Concernant les collectivités, en tant que coordonnatrices des acteurs de la transition énergétique sur le territoire, elles ont un rôle important à jouer pour contribuer au développement des low-tech.
Quelques exemples d’actions possibles :

  • adoption d’innovations en technologie sobre au sein des bâtiments publics afin de permettre au grand public de les expérimenter (toilettes sèches…) ;
  • intégration de critères low-tech dans la commande publique (achat de produits réparables, de matériaux locaux etc. ;
  • mise en place de dispositifs d’accompagnement pour inciter les citoyens à acquérir des savoir-faire, à échanger localement des services (création d’espaces de pédagogie dans les mairies, organisation de formations , mise à disposition de locaux, mise à disposition de terrains pour des jardins partagés..) et promotion du réemploi et de la réparation : recycleries – ressourceries, ateliers de réparation locaux, collaboratifs et ouverts, ateliers informatiques « libres », ateliers de cuisine, de bricolage, formation à l’autoconstruction de capteurs solaires thermiques... ;
  • appui au développement et à la relocalisation de petites industries en ville au travers d’ une stratégie foncière favorable ;
  • valorisation de l’artisanat par la création d’un label ou d’une marque de territoire « artisanat low-tech », appui à l’installation de nouveaux artisans, à la réappropriation citoyenne de la fabrication (ateliers de couture ou de bricolage, fab labs…. ).
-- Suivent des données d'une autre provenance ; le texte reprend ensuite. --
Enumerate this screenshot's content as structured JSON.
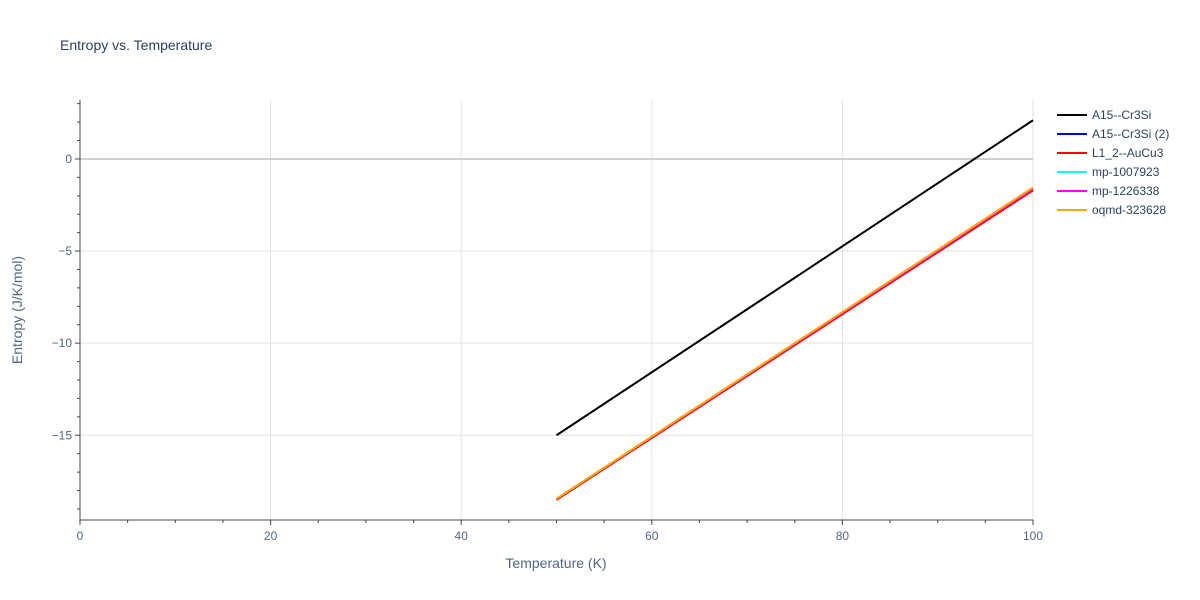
{
  "chart_data": {
    "type": "line",
    "title": "Entropy vs. Temperature",
    "xlabel": "Temperature (K)",
    "ylabel": "Entropy (J/K/mol)",
    "xlim": [
      0,
      100
    ],
    "ylim": [
      -19.6,
      3.2
    ],
    "xticks": [
      0,
      20,
      40,
      60,
      80,
      100
    ],
    "xtick_labels": [
      "0",
      "20",
      "40",
      "60",
      "80",
      "100"
    ],
    "yticks": [
      -15,
      -10,
      -5,
      0
    ],
    "ytick_labels": [
      "−15",
      "−10",
      "−5",
      "0"
    ],
    "grid": true,
    "legend_position": "right",
    "series": [
      {
        "name": "A15--Cr3Si",
        "color": "#000000",
        "x": [
          50,
          100
        ],
        "y": [
          -15.0,
          2.1
        ]
      },
      {
        "name": "A15--Cr3Si (2)",
        "color": "#0000ff",
        "x": [
          50,
          100
        ],
        "y": [
          -18.5,
          -1.7
        ]
      },
      {
        "name": "L1_2--AuCu3",
        "color": "#ff0000",
        "x": [
          50,
          100
        ],
        "y": [
          -18.5,
          -1.7
        ]
      },
      {
        "name": "mp-1007923",
        "color": "#00ffff",
        "x": [
          50,
          100
        ],
        "y": [
          -18.45,
          -1.6
        ]
      },
      {
        "name": "mp-1226338",
        "color": "#ff00ff",
        "x": [
          50,
          100
        ],
        "y": [
          -18.45,
          -1.6
        ]
      },
      {
        "name": "oqmd-323628",
        "color": "#ffa500",
        "x": [
          50,
          100
        ],
        "y": [
          -18.45,
          -1.55
        ]
      }
    ]
  }
}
On peut citer l’exemple de La Soulane, soutenu par la région Occitanie ;
  • politique d’aménagement de l’espace public qui limite l’usage des technologies (interdire les écrans publicitaires par exemple) ;
  • appui à l’émergence de projets d’autoconsommation (individuelle et collective comme par exemple des panneaux solaires photovoltaïques) et aux initiatives favorisant la fabrication par les habitantes de modes de production d’énergie (fours solaires, panneaux solaires thermiques) ;
  • incitation au développement de nouveaux modèles agricoles : agroécologie, permaculture, maraîchage biologique intensif, agroforesterie, agriculture régénératrice des sols, et à l’utilisation d’outils conviviaux pouvant être auto-construits par les paysans, au lieu de la « smart » agriculture à base de robots, de drones et de big data (agriculture high tech) ;
  • appui au déploiement des initiatives « zéro gâchis / zéro déchet » dans le commerce et la distribution : retour de la consigne et de la vente en vrac, compostage, valorisation des déchets, circuits courts... ;
  • mise en place de services hippomobiles pour les travaux agricoles ou l’entretien des espaces verts, ou encore le transport scolaire de type https://www.moby-ecomobilite.fr/ ou le S’Cool Bus. La commune de Vendargues (34) a mis en place un service de ramassage scolaire gratuit en calèche.

En conclusion, les low-tech peuvent permettre une véritable transition, accélérée et démultipliée, en créant un cadre favorable à l’émergence de nouveaux modèles qui associent citoyens, acteurs économiques et puissance publique.